Betaine Other names: Betaine hydrochloride Trimethylglycine

Molecular mass: 117.146 g/mol  PubChem compound: 247

Mechanism of action

Betaine was shown to lower plasma homocysteine levels in the three types of homocystinuria, i.e. CBS deficiency; MTHFR deficiency and cbl defect. The extent of this effect was dependent on the absolute degree of hyperhomocysteinemia, being higher in severe hyperhomocysteinemia.

Pharmacodynamic properties

Pharmacodynamic effects

Betaine acts as a methyl group donor in the remethylation of homocysteine to methionine in patients with homocystinuria. As a result, plasma levels of homocysteine should decrease in these patients, to 20-30 % of pre-treatment levels.

Betaine has also been shown to increase plasma methionine and S-adenosyl methionine (SAM) levels in patients with MTHFR deficiency and cbl defects. In CBS-deficient patients without dietary restriction of methionine, excessive accumulation of methionine has been observed.

Betaine supplementation was shown to improve the metabolic abnormalities in the cerebrospinal fluid of patients with homocystinuria.

Pharmacokinetic properties

The pharmacokinetic data of homocystinuric patients on long-term betaine supplementation are very similar to those of healthy volunteers.

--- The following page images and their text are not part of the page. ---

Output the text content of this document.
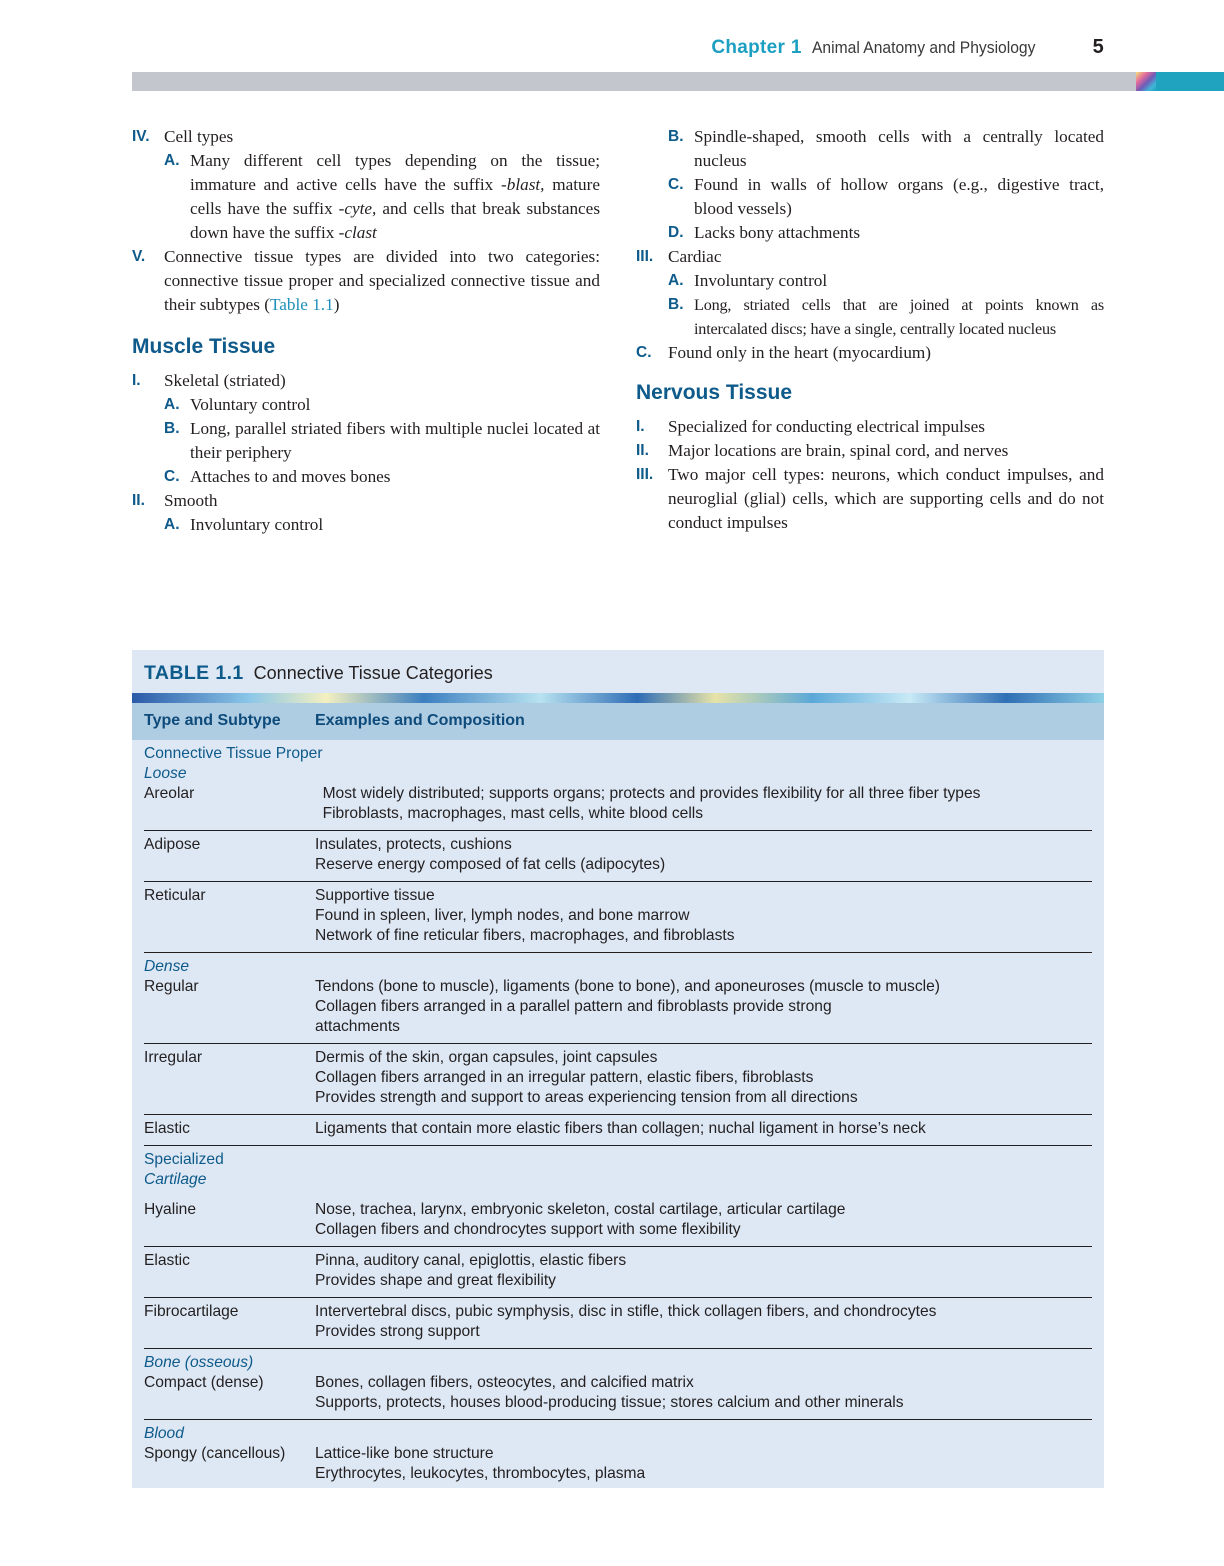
Chapter 1 Animal Anatomy and Physiology	5
IV. Cell types
A. Many different cell types depending on the tissue; immature and active cells have the suffix -blast, mature cells have the suffix -cyte, and cells that break substances down have the suffix -clast
V.	Connective tissue types are divided into two categories: connective tissue proper and specialized connective tissue and their subtypes (Table 1.1)
Muscle Tissue
I.	Skeletal (striated)
A. Voluntary control
B. Long, parallel striated fibers with multiple nuclei located at their periphery
C. Attaches to and moves bones
II.	Smooth
A. Involuntary control
B. Spindle-shaped, smooth cells with a centrally located nucleus
C. Found in walls of hollow organs (e.g., digestive tract, blood vessels)
D. Lacks bony attachments
III. Cardiac
A. Involuntary control
B. Long, striated cells that are joined at points known as intercalated discs; have a single, centrally located nucleus
C. Found only in the heart (myocardium)
Nervous Tissue
I.	Specialized for conducting electrical impulses
II.	Major locations are brain, spinal cord, and nerves
III. Two major cell types: neurons, which conduct impulses, and neuroglial (glial) cells, which are supporting cells and do not conduct impulses
TABLE 1.1 Connective Tissue Categories
Type and Subtype Examples and Composition
Connective Tissue Proper
Loose
Areolar

	Most widely distributed; supports organs; protects and provides flexibility for all three fiber types
Fibroblasts, macrophages, mast cells, white blood cells
Adipose	Insulates, protects, cushions
Reserve energy composed of fat cells (adipocytes)
Reticular	Supportive tissue
Found in spleen, liver, lymph nodes, and bone marrow
Network of fine reticular fibers, macrophages, and fibroblasts
Dense
Regular
	Tendons (bone to muscle), ligaments (bone to bone), and aponeuroses (muscle to muscle)
Collagen fibers arranged in a parallel pattern and fibroblasts provide strong
attachments
Irregular	Dermis of the skin, organ capsules, joint capsules
Collagen fibers arranged in an irregular pattern, elastic fibers, fibroblasts
Provides strength and support to areas experiencing tension from all directions
Elastic	Ligaments that contain more elastic fibers than collagen; nuchal ligament in horse’s neck
Specialized
Cartilage
Hyaline

	Nose, trachea, larynx, embryonic skeleton, costal cartilage, articular cartilage
Collagen fibers and chondrocytes support with some flexibility
Elastic	Pinna, auditory canal, epiglottis, elastic fibers
Provides shape and great flexibility
Fibrocartilage	Intervertebral discs, pubic symphysis, disc in stifle, thick collagen fibers, and chondrocytes
Provides strong support
Bone (osseous)
Compact (dense)
	Bones, collagen fibers, osteocytes, and calcified matrix
Supports, protects, houses blood-producing tissue; stores calcium and other minerals
Blood
Spongy (cancellous)
	Lattice-like bone structure
Erythrocytes, leukocytes, thrombocytes, plasma
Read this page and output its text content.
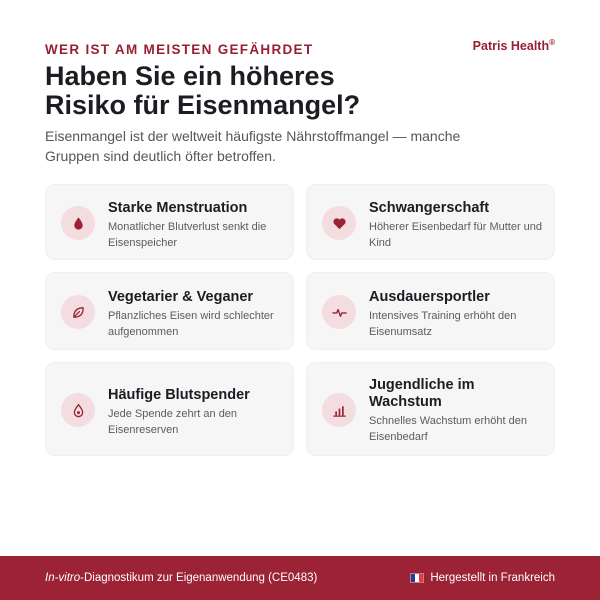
WER IST AM MEISTEN GEFÄHRDET	Patris Health®
Haben Sie ein höheres
Risiko für Eisenmangel?

Eisenmangel ist der weltweit häufigste Nährstoffmangel — manche Gruppen sind deutlich öfter betroffen.

Starke Menstruation
Monatlicher Blutverlust senkt die Eisenspeicher
Schwangerschaft
Höherer Eisenbedarf für Mutter und Kind
Vegetarier & Veganer
Pflanzliches Eisen wird schlechter aufgenommen
Ausdauersportler
Intensives Training erhöht den Eisenumsatz
Häufige Blutspender
Jede Spende zehrt an den Eisenreserven
Jugendliche im Wachstum
Schnelles Wachstum erhöht den Eisenbedarf
In-vitro-Diagnostikum zur Eigenanwendung (CE0483)	Hergestellt in Frankreich
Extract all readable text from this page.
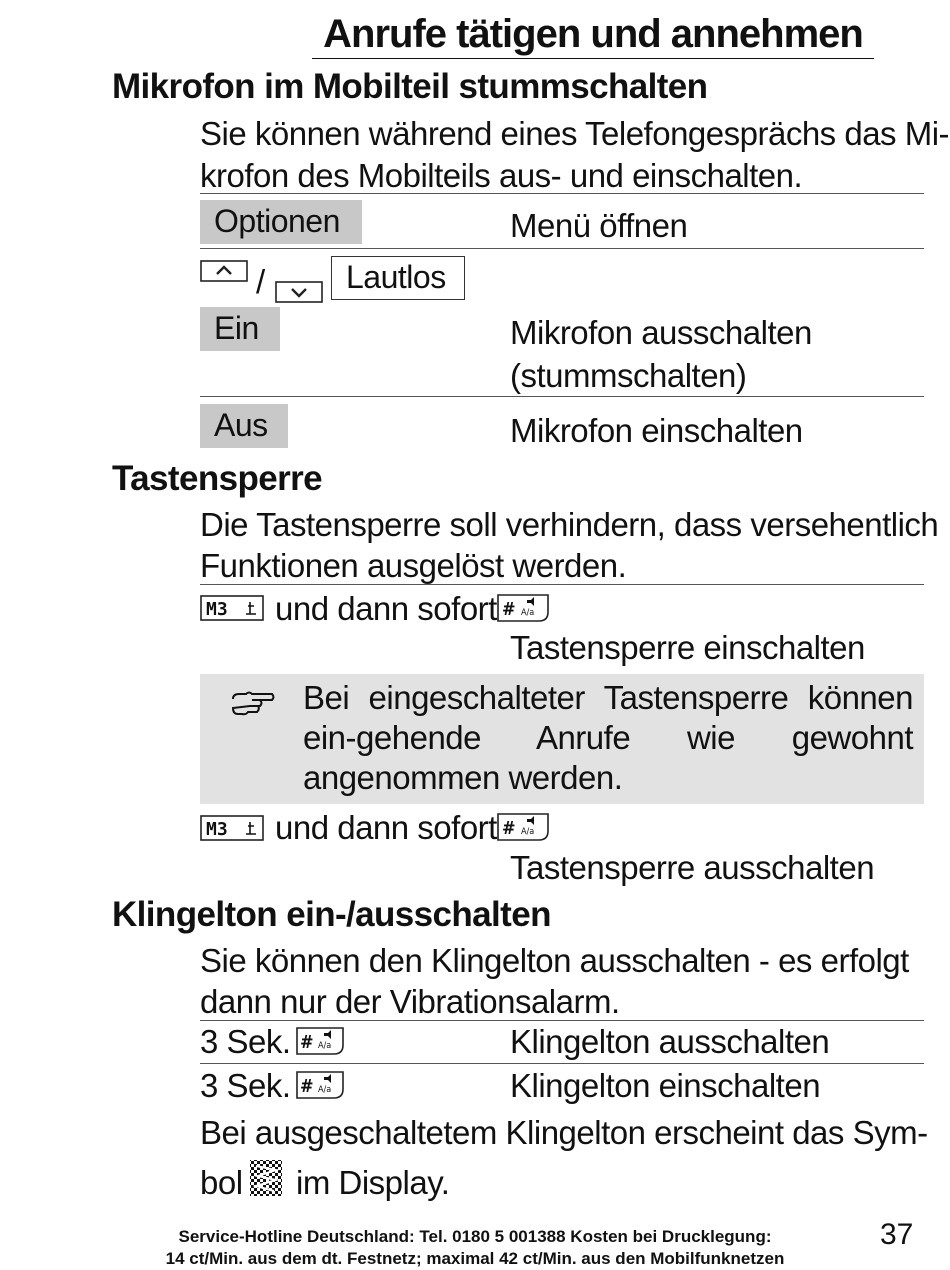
Anrufe tätigen und annehmen
Mikrofon im Mobilteil stummschalten
Sie können während eines Telefongesprächs das Mi-
krofon des Mobilteils aus- und einschalten.
Optionen	Menü öffnen
/	Lautlos
Ein	Mikrofon ausschalten
(stummschalten)
Aus	Mikrofon einschalten
Tastensperre
Die Tastensperre soll verhindern, dass versehentlich
Funktionen ausgelöst werden.
M3 und dann sofort # A/a
Tastensperre einschalten
Bei eingeschalteter Tastensperre können ein-gehende Anrufe wie gewohnt angenommen werden.
M3 und dann sofort # A/a
Tastensperre ausschalten
Klingelton ein-/ausschalten
Sie können den Klingelton ausschalten - es erfolgt
dann nur der Vibrationsalarm.
3 Sek. # A/a	Klingelton ausschalten
3 Sek. # A/a	Klingelton einschalten
Bei ausgeschaltetem Klingelton erscheint das Sym-
bol im Display.
Service-Hotline Deutschland: Tel. 0180 5 001388 Kosten bei Drucklegung:
14 ct/Min. aus dem dt. Festnetz; maximal 42 ct/Min. aus den Mobilfunknetzen
37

This demonstrates that differences in betaine kinetics are most probably due to betaine depletion in untreated homocystinuria and are only meaningful for the initial treatment.

Absorption

The absolute bioavailability of betaine has not been determined. In healthy adult volunteers (age between 21 to 49 years), after a single oral dose of betaine anhydrous (50 mg/kg), absorption was rapid (tmax = 0.9 ± 0.3 hours and a Cmax = 0.9 ± 0.2 mM).

After a repeated dose regimen of 100 mg/kg/day for 5 days, the absorption kinetics did not change.

Distribution

Betaine anhydrous was rapidly distributed into a relatively large volume (V/F = 1.3 l/kg).

After a repeated dose regiment of 100 mg/kg/day for 5 days, the distribution half life was prolonged significantly (up to 36 h), indicating saturable transport and redistribution processes.

Biotransformation

Betaine is a methyl group donor.

Elimination

With a slow elimination rate (mean half life = 14 h, mean total body clearance, CL/F, = 84 ml/h/kg), renal clearance is negligible (5% of total body clearance), assuming 100% bioavailability.

Preclinical safety data

At high doses, a CNS depressant effect and irritation of the gastrointestinal tract was seen in rats. Long-term carcinogenicity and reproductive toxicity studies have not been conducted on betaine. A standard battery of genotoxicity test reveals no specific hazard for humans.